With fellow English progressive band Marillion enjoying major label success on EMI, other labels were interested in signing the next "big thing." Polygram took a chance on iQ. This was to be the progressive community's big move into the mainstream. Their underground, uncompromising leaders iQ were to be the vanguard for a new sound! There would be a renaissance like ELP, Genesis, Yes, and Pink Floyd of yesteryear! "Wide open in the end zone, the throw is there, and ... ?" They dropped the ball. Nonzamo was a garden variety, typical mid-80's, mid-tempo, radio-friendly rock affair. What a huge disappointment. But the truth is, all the "prog" bands of the early 80's had moved in this direction.
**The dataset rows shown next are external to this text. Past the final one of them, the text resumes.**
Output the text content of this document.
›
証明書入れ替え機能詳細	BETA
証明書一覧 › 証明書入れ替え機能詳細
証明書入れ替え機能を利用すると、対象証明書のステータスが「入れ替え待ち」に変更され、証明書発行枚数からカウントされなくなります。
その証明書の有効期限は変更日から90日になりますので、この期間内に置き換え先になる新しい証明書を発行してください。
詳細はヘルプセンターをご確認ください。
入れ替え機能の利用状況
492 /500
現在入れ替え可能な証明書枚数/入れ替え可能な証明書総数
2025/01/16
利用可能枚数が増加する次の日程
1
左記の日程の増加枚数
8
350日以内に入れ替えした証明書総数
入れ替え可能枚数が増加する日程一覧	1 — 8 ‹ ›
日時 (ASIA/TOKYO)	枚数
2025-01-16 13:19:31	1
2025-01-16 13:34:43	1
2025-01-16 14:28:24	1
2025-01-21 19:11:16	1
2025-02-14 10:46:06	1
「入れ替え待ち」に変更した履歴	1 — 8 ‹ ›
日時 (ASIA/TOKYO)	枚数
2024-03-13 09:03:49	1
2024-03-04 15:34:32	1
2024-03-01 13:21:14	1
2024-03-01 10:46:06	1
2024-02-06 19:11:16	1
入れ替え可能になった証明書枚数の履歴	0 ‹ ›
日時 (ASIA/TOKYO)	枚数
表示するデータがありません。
Arena rock bands such as Europe and Night Ranger were drawing enormous crowds and selling albums at a sizzling pace. Marillion, Pendragon, and IQ were only 10 or 15 too many complicated meters from joining this money tree as well. Why not? "Our fans will be there and our songwriting will be better". It's hard to blame a band for thinking this way, especially with a major marketing machine behind you. And so iQ went down this sordid path only to be abandoned by their hard core faithful. Trouble is they didn't pick up the fickle, don't-care-what-I-listen-to-as-long-as-it's-loud record buyer. Bottom line is this kind of music just isn't iQ's strength and it probably didn't help that original vocalist/leader Peter Nicholls had bolted not long before recording. iQ even received another chance to mend their ways. Are You Sitting Comfortably? was perhaps even worse. They were bound and determined to be a commercial smash! And, in the end, this sad chapter ends with egg on their faces.
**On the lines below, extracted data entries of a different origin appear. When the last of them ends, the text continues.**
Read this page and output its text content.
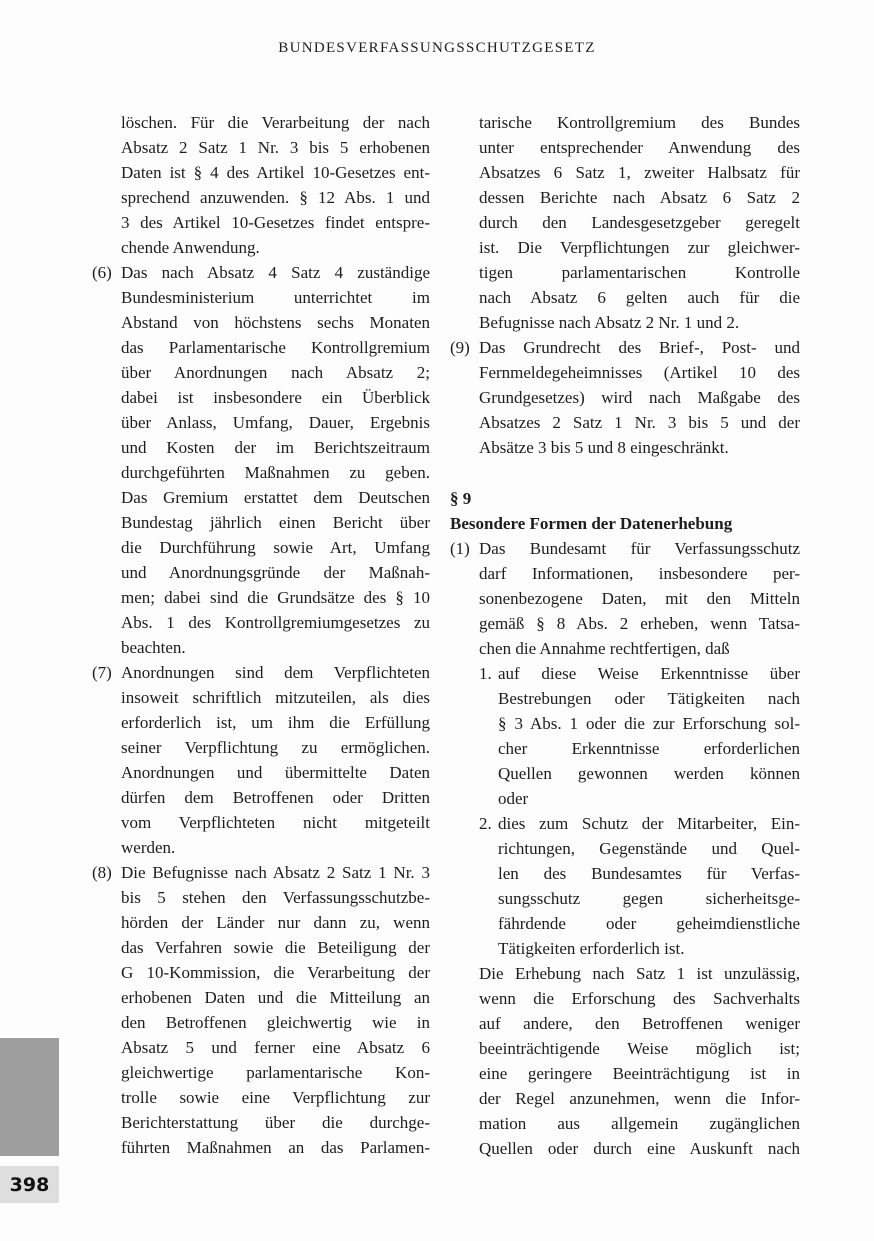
BUNDESVERFASSUNGSSCHUTZGESETZ
löschen. Für die Verarbeitung der nach
Absatz 2 Satz 1 Nr. 3 bis 5 erhobenen
Daten ist § 4 des Artikel 10-Gesetzes ent-
sprechend anzuwenden. § 12 Abs. 1 und
3 des Artikel 10-Gesetzes findet entspre-
chende Anwendung.
(6) Das nach Absatz 4 Satz 4 zuständige
Bundesministerium unterrichtet im
Abstand von höchstens sechs Monaten
das Parlamentarische Kontrollgremium
über Anordnungen nach Absatz 2;
dabei ist insbesondere ein Überblick
über Anlass, Umfang, Dauer, Ergebnis
und Kosten der im Berichtszeitraum
durchgeführten Maßnahmen zu geben.
Das Gremium erstattet dem Deutschen
Bundestag jährlich einen Bericht über
die Durchführung sowie Art, Umfang
und Anordnungsgründe der Maßnah-
men; dabei sind die Grundsätze des § 10
Abs. 1 des Kontrollgremiumgesetzes zu
beachten.
(7) Anordnungen sind dem Verpflichteten
insoweit schriftlich mitzuteilen, als dies
erforderlich ist, um ihm die Erfüllung
seiner Verpflichtung zu ermöglichen.
Anordnungen und übermittelte Daten
dürfen dem Betroffenen oder Dritten
vom Verpflichteten nicht mitgeteilt
werden.
(8) Die Befugnisse nach Absatz 2 Satz 1 Nr. 3
bis 5 stehen den Verfassungsschutzbe-
hörden der Länder nur dann zu, wenn
das Verfahren sowie die Beteiligung der
G 10-Kommission, die Verarbeitung der
erhobenen Daten und die Mitteilung an
den Betroffenen gleichwertig wie in
Absatz 5 und ferner eine Absatz 6
gleichwertige parlamentarische Kon-
trolle sowie eine Verpflichtung zur
Berichterstattung über die durchge-
führten Maßnahmen an das Parlamen-
tarische Kontrollgremium des Bundes
unter entsprechender Anwendung des
Absatzes 6 Satz 1, zweiter Halbsatz für
dessen Berichte nach Absatz 6 Satz 2
durch den Landesgesetzgeber geregelt
ist. Die Verpflichtungen zur gleichwer-
tigen parlamentarischen Kontrolle
nach Absatz 6 gelten auch für die
Befugnisse nach Absatz 2 Nr. 1 und 2.
(9) Das Grundrecht des Brief-, Post- und
Fernmeldegeheimnisses (Artikel 10 des
Grundgesetzes) wird nach Maßgabe des
Absatzes 2 Satz 1 Nr. 3 bis 5 und der
Absätze 3 bis 5 und 8 eingeschränkt.
§ 9
Besondere Formen der Datenerhebung
(1) Das Bundesamt für Verfassungsschutz
darf Informationen, insbesondere per-
sonenbezogene Daten, mit den Mitteln
gemäß § 8 Abs. 2 erheben, wenn Tatsa-
chen die Annahme rechtfertigen, daß
1. auf diese Weise Erkenntnisse über
Bestrebungen oder Tätigkeiten nach
§ 3 Abs. 1 oder die zur Erforschung sol-
cher Erkenntnisse erforderlichen
Quellen gewonnen werden können
oder
2. dies zum Schutz der Mitarbeiter, Ein-
richtungen, Gegenstände und Quel-
len des Bundesamtes für Verfas-
sungsschutz gegen sicherheitsge-
fährdende oder geheimdienstliche
Tätigkeiten erforderlich ist.
Die Erhebung nach Satz 1 ist unzulässig,
wenn die Erforschung des Sachverhalts
auf andere, den Betroffenen weniger
beeinträchtigende Weise möglich ist;
eine geringere Beeinträchtigung ist in
der Regel anzunehmen, wenn die Infor-
mation aus allgemein zugänglichen
Quellen oder durch eine Auskunft nach
398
By 1993 progressive rock really had found its roots again, and with bands like Anglagard and Anekdoten blowing everyone away with their modern take on 1972, a band like iQ didn't seem to have an audience, especially after such a long silence. The logical choice would've been for them to join what was now known as "Neo Prog," which had quite a large niche audience. Bands such as Marillion and Pendragon were enjoying a cult-like status and they had many emulators. Peter Nicholls was back, but could iQ regain their fans? Ever was the result. This is the album they should've done for Polygram! Picking up right where The Wake leaves off, iQ climbed back on the tightrope. There are plenty of quirks and complicated moves to please the more discerning listener while still delivering accessible melodies for the more commercial oriented. In fact, the two-part "Fading Senses" is as good a track as iQ has ever recorded. A many segmented piece with some stunning atmospheric keyboard work and driving guitar. The two-CD follow-up Subterranea, by contrast, is an exercise in overindulgence. In keeping with the Genesis theme, this would equate to iQ's version of The Lamb Lies Down On Broadway. As with that work, this album focuses too much on lyrical content while the instrumentation and arrangements take a back seat. Still it's far better than their commercial period and there is plenty to admire overall.

iQ has released many live albums, outtakes, demos, and other such non-studio recordings. Most of these I haven't heard so I really shouldn't comment. There's also a new album, The Seventh House, which I'll include as soon as I hear it.